Они стояли перед ней в слабом свете коптилки, грязные, утомленные. Она разглядела ясные глаза под выбившимися на лоб светлыми волосами, и у нее сжалось сердце. Паренек не старше ее Гриши. Она отодвинулась от порога.

— Заходите!

Они вошли, сбросили с плеч мешки. Карвючиха испуганно рассматривала их.

— Можно присесть?

— Почему ж нельзя? Садитесь на здоровье.

— Попить чего-нибудь не найдется?

Она пожала плечами. В доме не было ничего, последний горшочек молока она отдала под вечер женщине, несшей на руках ребенка.

— Разве воды…

После стольких бессонных ночей щипало глаза, болели ноги. Ее снова было взяла злость: шатаются и шатаются, ни днем, ни ночью покоя нет. Да и кто их знает, кто они такие. Одна в хате — дадут разок по голове, и готово.

Но ясные глаза напоминали о Грише. И, неожиданно для самой себя, она предложила:

— Кабы у вас был чай, можно бы воды вскипятить. У некоторых бывает с собой чай.

— Есть и у нас. Только ведь печка уже не топится.

— Можно развести огонь, — буркнула она, сердясь на самое себя и не понимая, как это у нее вырвалось. Заныла спина, когда она наклонилась за щепками. А беженцы распаковывали свои узлы, вытаскивали кружки, какие-то сверточки. Огонь весело потрескивал в печке. Женщина принесла из сеней ведро воды и смотрела теперь, как они хозяйничают.

— Вы откуда?

— Из Варшавы.

— Далеко… И куда же теперь?

Они пожали плечами. Она тяжело вздохнула.

— Да, да… У нас в ту войну люди аж в Ташкент уходили. Я сама…

— В Ташкент? — заинтересовался блондин. — А потом?

— А потом уж опять сюда…

Беженцы как-то притихли, засмотрелись в огонь. Женщина боролась с дремотой.

— Моего сына в армию взяли, — сказала она робко. Но они не очень заинтересовались этим сообщением. — Кто знает, где он теперь.

Никто не ответил. Она заглянула в печку, где уж забулькала вода.

— Вода кипит, можно чай заваривать.

Блондин высыпал щепотку чая в горшок. Женщины дремали на скамье.

— А вы не выпьете чаю? Без сахару, а все ж…

Она взяла в руки кружку и стала медленно прихлебывать горячую жидкость.

— У вас тут не бомбит?

— Какое не бомбит… Сегодня утром в озеро бомбу грохнул. Только все больше на Влуки, на Паленчицы бросает. Там железная дорога, мост…

— По утрам?

— Как ему вздумается. Первый раз часов в шесть утра, это уж почитай каждый день, а потом — как придется.

Блондин встал.

— Ну, разрешите нам часа два поспать в сарае, под утро надо дальше.
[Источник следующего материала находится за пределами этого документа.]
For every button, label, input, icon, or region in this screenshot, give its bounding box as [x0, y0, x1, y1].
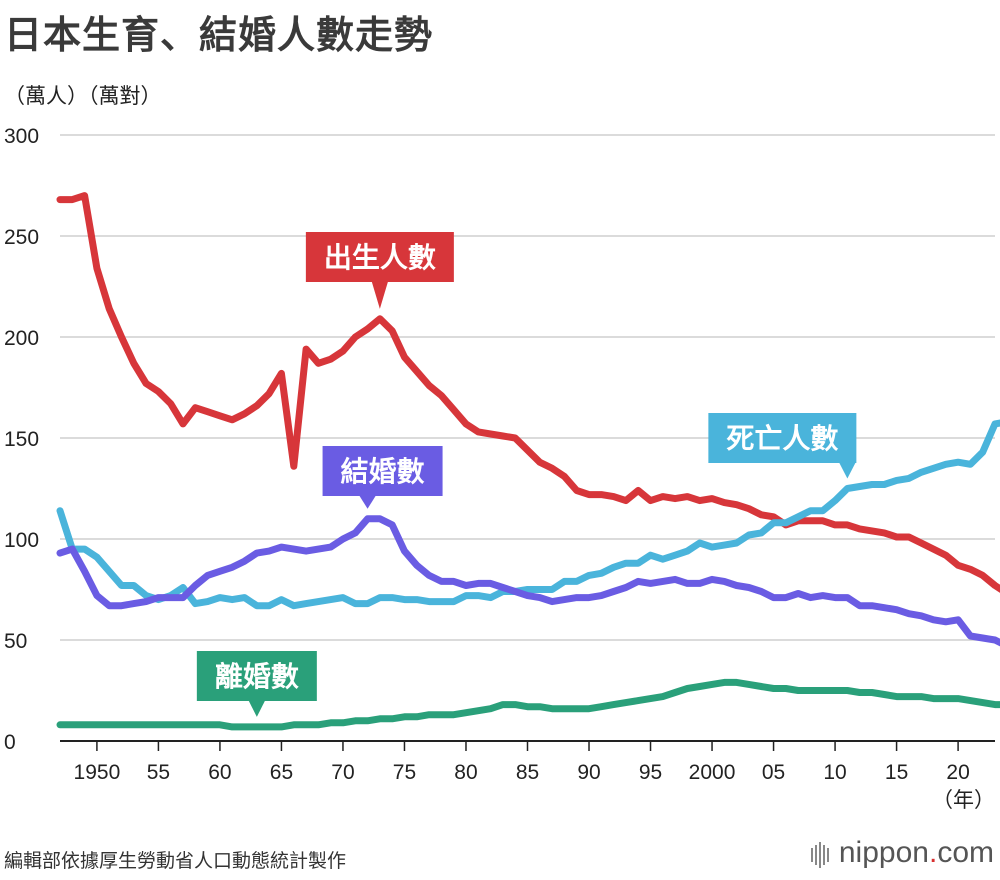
series-label: 出生人數 — [305, 232, 454, 309]
series-label-pointer — [359, 496, 376, 509]
x-axis-unit-label: （年） — [932, 789, 995, 812]
series-line — [56, 419, 1000, 610]
x-tick-label: 95 — [639, 761, 662, 784]
x-tick-label: 15 — [885, 761, 908, 784]
series-label-text: 結婚數 — [341, 455, 425, 488]
series-label-box — [708, 413, 857, 463]
x-tick-label: 65 — [270, 761, 293, 784]
series-label-text: 出生人數 — [324, 241, 436, 274]
y-tick-label: 100 — [4, 529, 39, 552]
x-tick-label: 80 — [454, 761, 477, 784]
logo-bars-icon — [810, 837, 831, 871]
x-tick-label: 2000 — [689, 761, 736, 784]
source-note: 編輯部依據厚生勞動省人口動態統計製作 — [4, 850, 347, 872]
x-tick-label: 60 — [208, 761, 231, 784]
grid-lines — [60, 134, 995, 641]
logo-dot: . — [928, 836, 938, 869]
y-tick-label: 300 — [4, 125, 39, 148]
x-axis-ticks: 1950 55 60 65 70 75 80 85 90 95 2000 05 10 15 20 — [74, 741, 970, 784]
x-tick-label: 10 — [823, 761, 846, 784]
x-tick-label: 1950 — [74, 761, 121, 784]
y-tick-label: 200 — [4, 327, 39, 350]
series-label-text: 離婚數 — [215, 660, 299, 693]
logo-name: nippon — [838, 836, 929, 869]
series-label-text: 死亡人數 — [726, 422, 838, 455]
logo-tld: com — [937, 836, 994, 869]
nippon-logo: nippon.com — [810, 836, 994, 871]
series-line — [56, 678, 1000, 731]
x-tick-label: 70 — [331, 761, 354, 784]
series-label-box — [305, 232, 454, 282]
y-tick-label: 250 — [4, 226, 39, 249]
series-label: 死亡人數 — [708, 413, 857, 479]
y-tick-label: 50 — [4, 630, 27, 653]
x-tick-label: 55 — [147, 761, 170, 784]
series-label-box — [322, 446, 443, 496]
series-label: 結婚數 — [322, 446, 443, 509]
series-line — [56, 192, 1000, 593]
series-label-pointer — [371, 282, 388, 309]
y-tick-label: 0 — [4, 731, 16, 754]
x-tick-label: 05 — [762, 761, 785, 784]
series-label-pointer — [248, 701, 265, 717]
series-lines — [56, 192, 1000, 731]
x-tick-label: 75 — [393, 761, 416, 784]
y-axis-unit-label: （萬人）（萬對） — [4, 84, 162, 108]
y-axis-ticks: 0 50 100 150 200 250 300 — [4, 125, 39, 754]
series-line — [56, 515, 1000, 647]
series-label-box — [196, 651, 317, 701]
x-tick-label: 20 — [946, 761, 969, 784]
x-tick-label: 90 — [577, 761, 600, 784]
series-label: 離婚數 — [196, 651, 317, 717]
y-tick-label: 150 — [4, 428, 39, 451]
chart-title: 日本生育、結婚人數走勢 — [4, 13, 434, 57]
x-tick-label: 85 — [516, 761, 539, 784]
series-label-pointer — [839, 463, 856, 479]
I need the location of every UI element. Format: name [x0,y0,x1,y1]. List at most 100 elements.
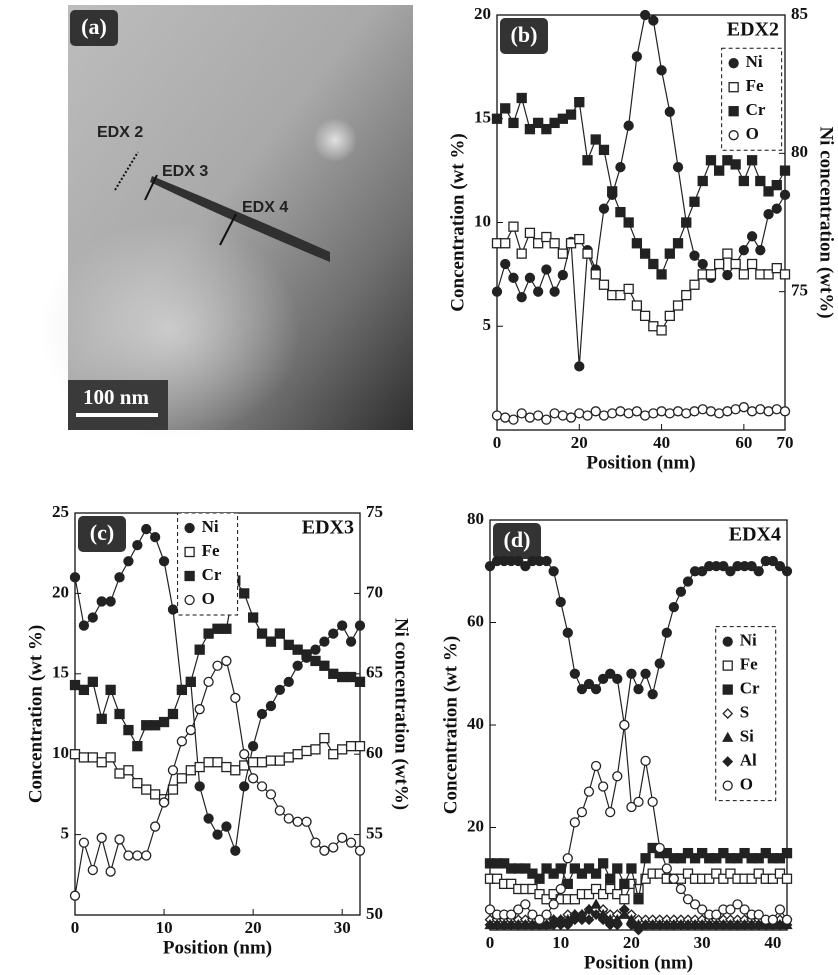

Она проводила их в сарай, где лежала охапка сена, которую уже пролежали все эти люди, просившие позволения поспать здесь несколько часов.

— Здесь уже спали?

— А то как же? Каждый день спят! Только все больше днем. Ночью-то они идут.

— Так, так…

— Не курите, а то еще сарай сожжете. Хотя… — она махнула рукой и пошла в хату. Плеск озера доносился и сюда. Высоко на пригорке светилось окно в доме осадника.

«Тоже еще не спят», — подумала она. Улегшись, она уснула так крепко, что не слышала уже ни нового стука в окно, ни ухода гостей из сарая, которые, встав до рассвета, торопливо зашагали израненными ногами.

Ядвига Хожиняк совсем не могла спать. С того момента, как она услышала взрыв первой бомбы, какая-то страшная рука сжала ей сердце и не отпускала ни на минуту. Это был страх и еще нечто худшее, какое-то тягостное ощущение, которого она не могла преодолеть. Она боялась дня, когда прилетали самолеты; боялась ночи, темноты. Ей казалось, что они прилетят во тьме, что над самым домом завоет, захрипит мотор, из мрака загрохочут бомбы, и никуда невозможно будет бежать. Она боялась оставаться под крышей — чувствовала себя в четырех стенах, точно в западне. Низко прикрутив фитиль лампы, она смотрела на маленький огонек.

Хожиняк проснулся.

— Зачем ты жжешь свет? Потуши лампу! На что это похоже?

Она послушно задула огонек.

— Опять не спишь?

— Не могу.

— Нужно заставить себя, — сказал он сурово. — Тебе еще понадобится много сил.

— На что это?

— Кто может знать, что еще будет?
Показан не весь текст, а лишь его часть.